Shock is inherently always
going to be an important aspect of the cinematic medium and how it is used will
illustrate the difference between art and trash. With all of that in mind, the question then
becomes at what point can a film cross that thinly veiled line of what’s
acceptable in film and what isn’t? With
Nick Palumbo’s utterly vile and hateful 35mm serial killer shock fest Murder-Set-Pieces, it is safe to say for
good or for ill, the line is no longer thinly veiled but instead is easily
identifiable. The story of a German
photographer played by Sven Garrett who shoots erotica by day before raping and
murdering prostitutes at night, it begins and ends there. The rest consists of porn actresses in the
nude being penetrated, mutilated, tortured and degraded with lip smacking glee,
often for extended periods of time. Then
it gets into exposing child actors to sex, nudity, violence and graphic
murder. Not even hardcore BDSM
pornography is this degrading to the cast members unlucky enough to be involved
in it, some of whom tried and failed to get their scenes cut when they found
out the hard way just the kind of puerile exploitation they unknowingly agreed
to be in.

Worse still, it just so happens editor Todd C.

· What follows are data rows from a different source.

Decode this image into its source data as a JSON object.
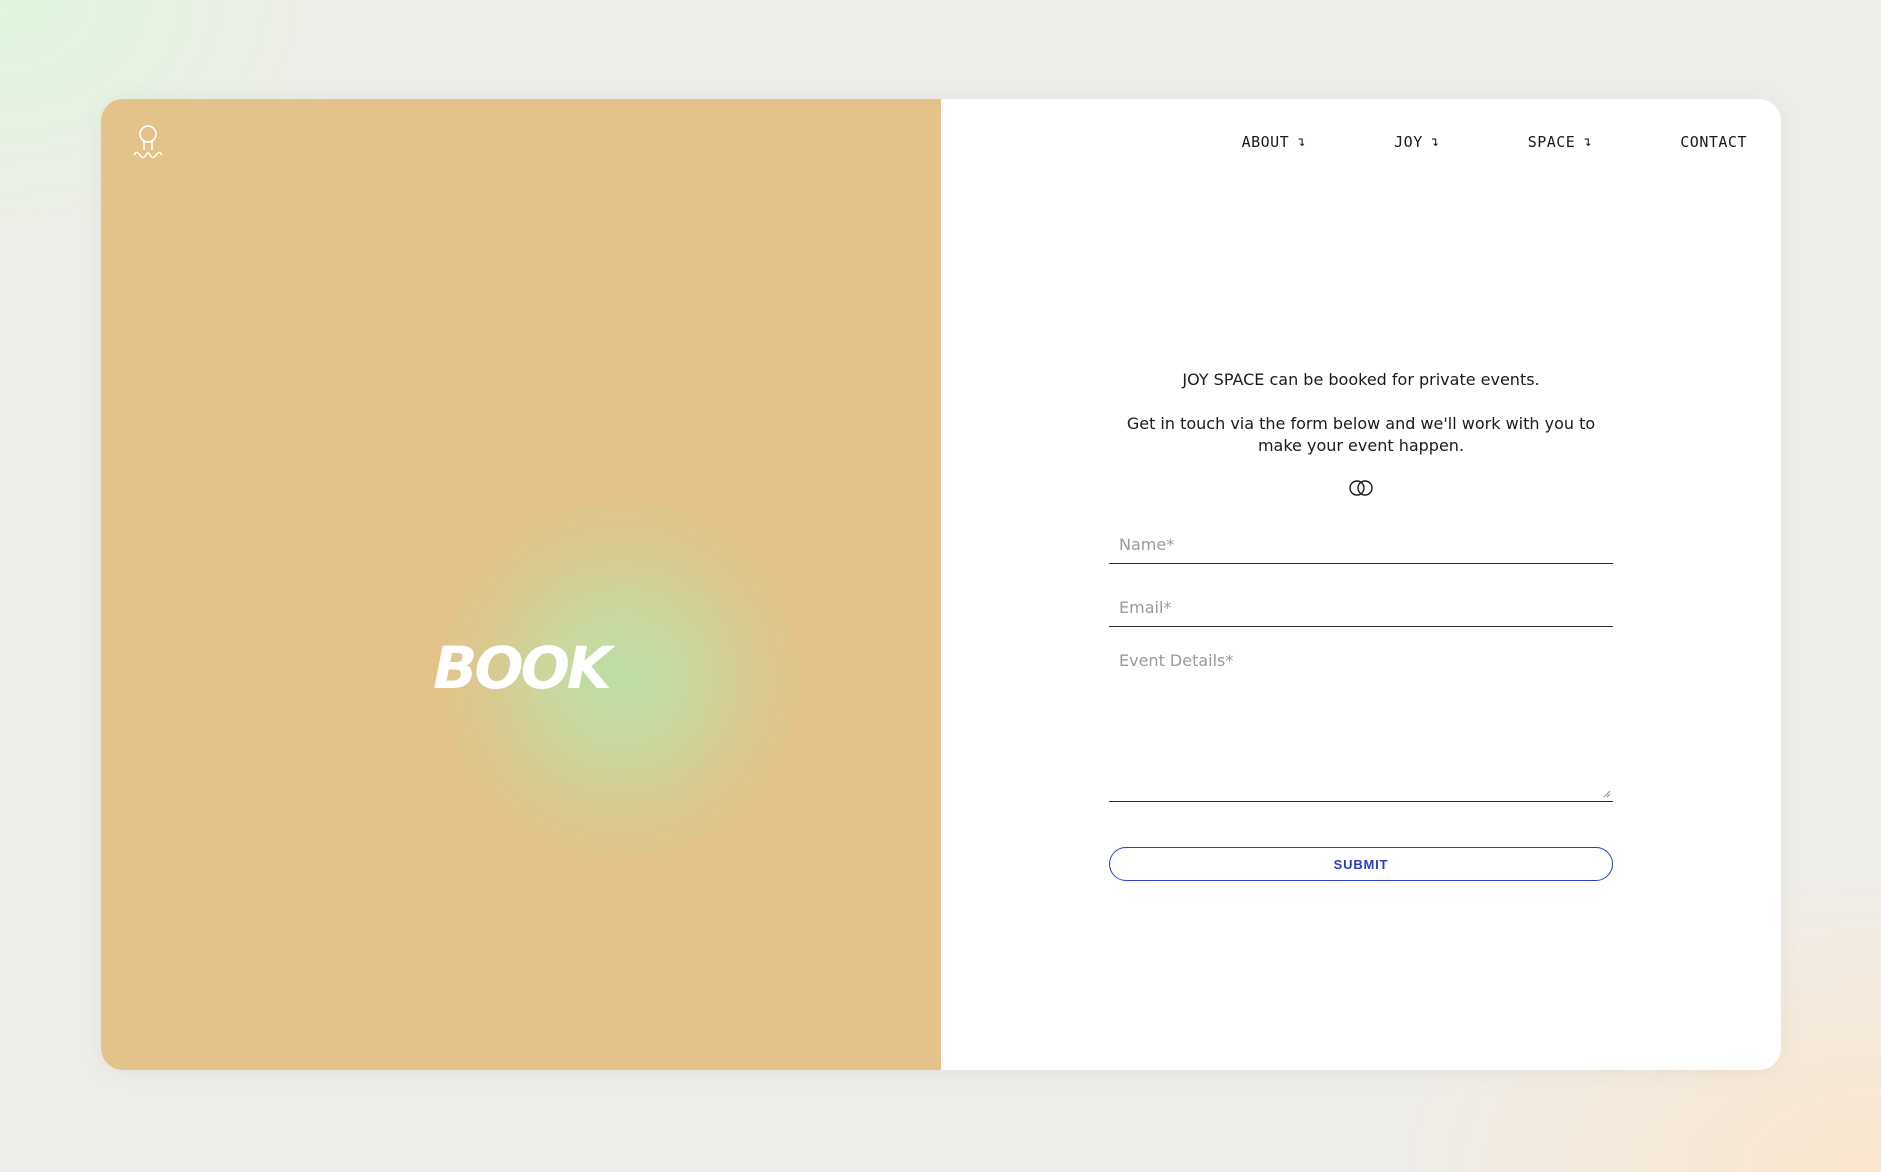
{
  "left": {
    "hero_word": "BOOK"
  },
  "nav": {
    "about": "ABOUT",
    "joy": "JOY",
    "space": "SPACE",
    "contact": "CONTACT",
    "arrow": "↴"
  },
  "intro": {
    "line1": "JOY SPACE can be booked for private events.",
    "line2": "Get in touch via the form below and we'll work with you to make your event happen."
  },
  "form": {
    "name_placeholder": "Name*",
    "email_placeholder": "Email*",
    "details_placeholder": "Event Details*",
    "submit_label": "SUBMIT"
  },
  "colors": {
    "left_panel": "#e3c389",
    "accent_blue": "#2a3fc0",
    "glow_green": "#bcdea6"
  },
  "icons": {
    "logo": "joy-space-logo-icon",
    "divider": "interlocking-rings-icon"
  }
}
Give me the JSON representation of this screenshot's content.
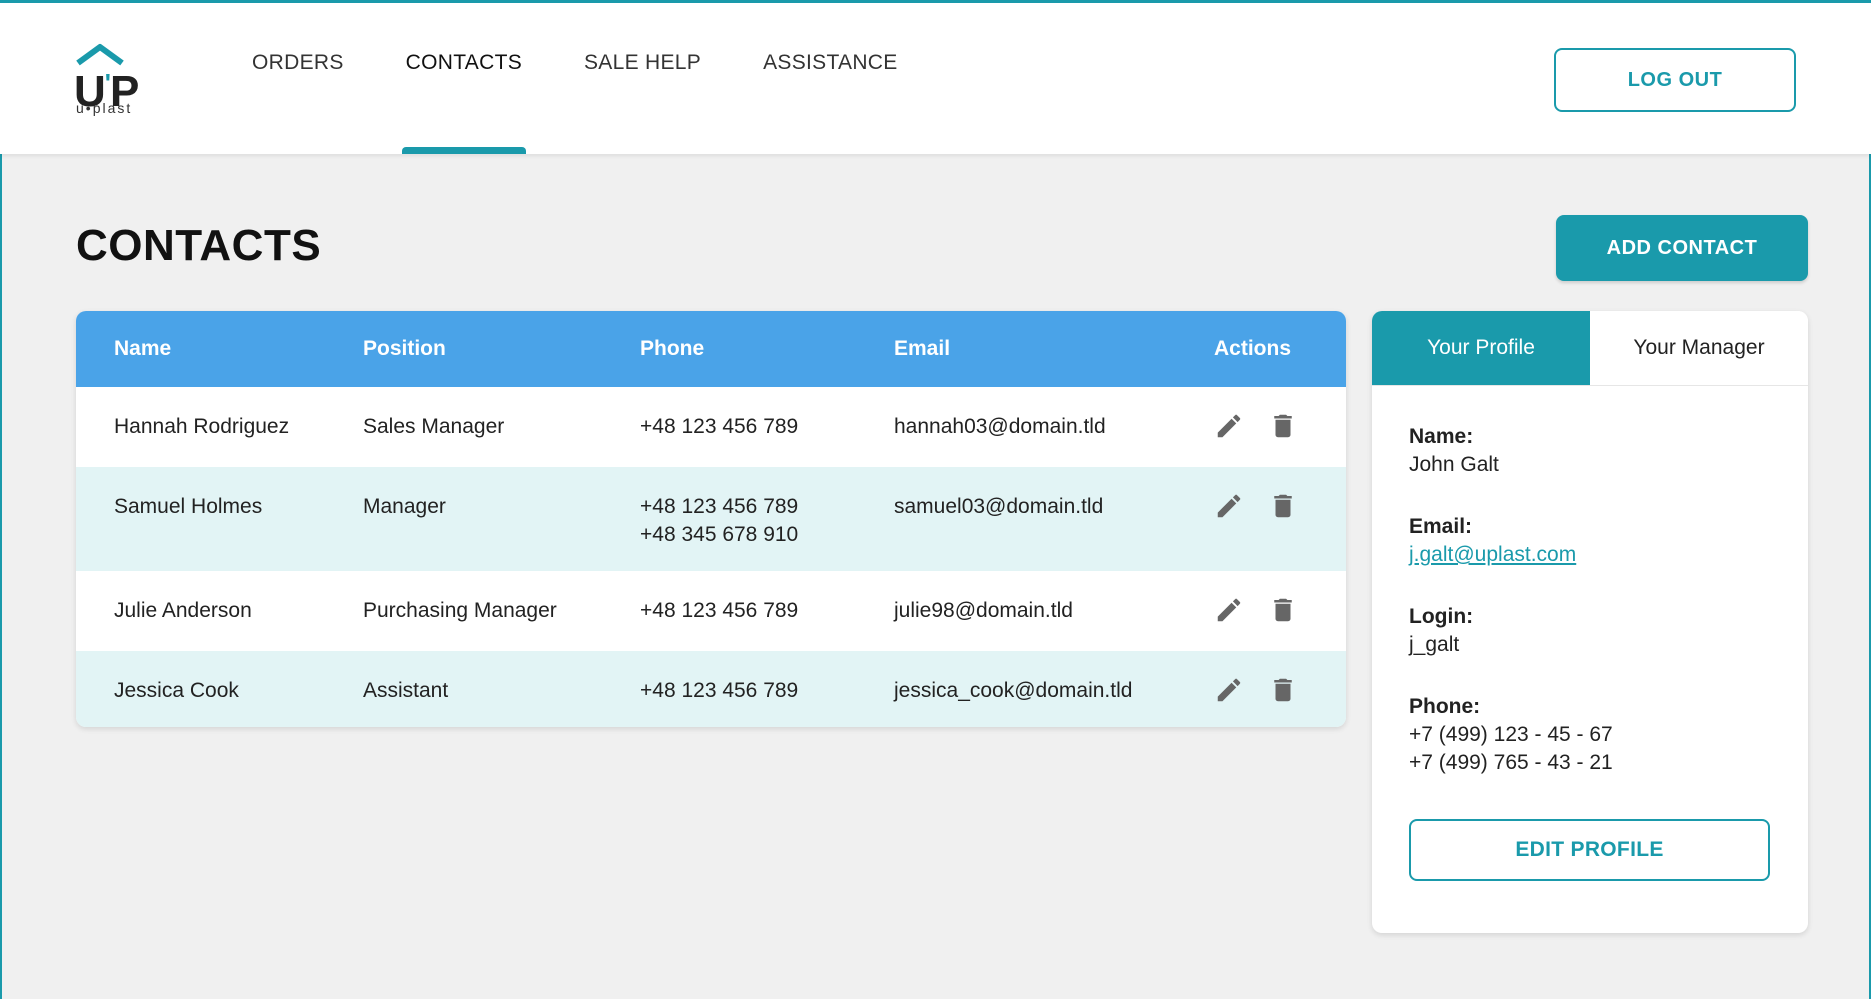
{
  "brand": {
    "mark": "U",
    "mark2": "P",
    "sub": "u•plast",
    "accent_color": "#1a9aab",
    "header_blue": "#4aa3e8"
  },
  "nav": {
    "items": [
      {
        "label": "ORDERS"
      },
      {
        "label": "CONTACTS"
      },
      {
        "label": "SALE HELP"
      },
      {
        "label": "ASSISTANCE"
      }
    ],
    "active": "CONTACTS",
    "logout_label": "LOG OUT"
  },
  "page": {
    "title": "CONTACTS",
    "add_label": "ADD CONTACT"
  },
  "table": {
    "headers": {
      "name": "Name",
      "position": "Position",
      "phone": "Phone",
      "email": "Email",
      "actions": "Actions"
    },
    "rows": [
      {
        "name": "Hannah Rodriguez",
        "position": "Sales Manager",
        "phone1": "+48 123 456 789",
        "phone2": "",
        "email": "hannah03@domain.tld"
      },
      {
        "name": "Samuel Holmes",
        "position": "Manager",
        "phone1": "+48 123 456 789",
        "phone2": "+48 345 678 910",
        "email": "samuel03@domain.tld"
      },
      {
        "name": "Julie Anderson",
        "position": "Purchasing Manager",
        "phone1": "+48 123 456 789",
        "phone2": "",
        "email": "julie98@domain.tld"
      },
      {
        "name": "Jessica Cook",
        "position": "Assistant",
        "phone1": "+48 123 456 789",
        "phone2": "",
        "email": "jessica_cook@domain.tld"
      }
    ],
    "row_icons": [
      "pencil-icon",
      "trash-icon"
    ]
  },
  "profile": {
    "tabs": [
      "Your Profile",
      "Your Manager"
    ],
    "name_label": "Name:",
    "name": "John Galt",
    "email_label": "Email:",
    "email": "j.galt@uplast.com",
    "login_label": "Login:",
    "login": "j_galt",
    "phone_label": "Phone:",
    "phone1": "+7 (499) 123 - 45 - 67",
    "phone2": "+7 (499) 765 - 43 - 21",
    "edit_label": "EDIT PROFILE"
  }
}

Ramsay (Star Trek: The Motion Picture;
The Thing; Escape from New York) has his name on this thing and will
forever have this abomination on his resume.
Moreover, at least five different composers have their name on this
including Necrophagia, Zombi, The Bronx
Casket Co., The Giallos Flame and Eric Galligan, making it something of a
smorgasbord to listen to. To be fair the
35mm cinematography is far classier than it should be thanks to Tromeo and Juliet, Terror Firmer and Citizen Toxie director of photography
Brendan Flynt, giving Toe Tag die-hards a clearer view of their effects work
than what the VHS tape footage in August
Underground afforded them.
Technically speaking the effects work is well done and very realistic
looking but the problem is between Fred Vogel’s films and now Nick Palumbo’s, there
isn’t much more use for them than pure shock value. Rick Baker and Greg Nicotero have created
some of the goriest images the silver screen has ever seen but you can make a
valid argument that all of their creative efforts were put to valuable use.
According to Palumbo, Murder-Set-Pieces got him in a lot of trouble before, during and after it was made. Like A Serbian Film, film labs refused to develop the material. Unlike that film however, police were called on the filmmakers multiple times after screams from porn stars emanated from a basement and officers found quite a horrendous sight. Palumbo even did some jail time over it. Further still, Murder-Set-Pieces was refused classification outright in the U.K. and a limited director’s cut was issued before Lionsgate released an R rated cut which removed over twenty-three minutes of footage, making it the most heavily censored film in cinema history. It is worth noting the director’s cut includes a new opening of footage of the September 11, 2001 terror attacks intercut with footage of naked women nailed to chairs in between panic and trauma defecating because, why not? Anything to offend whether there’s an iota of insight behind that or not.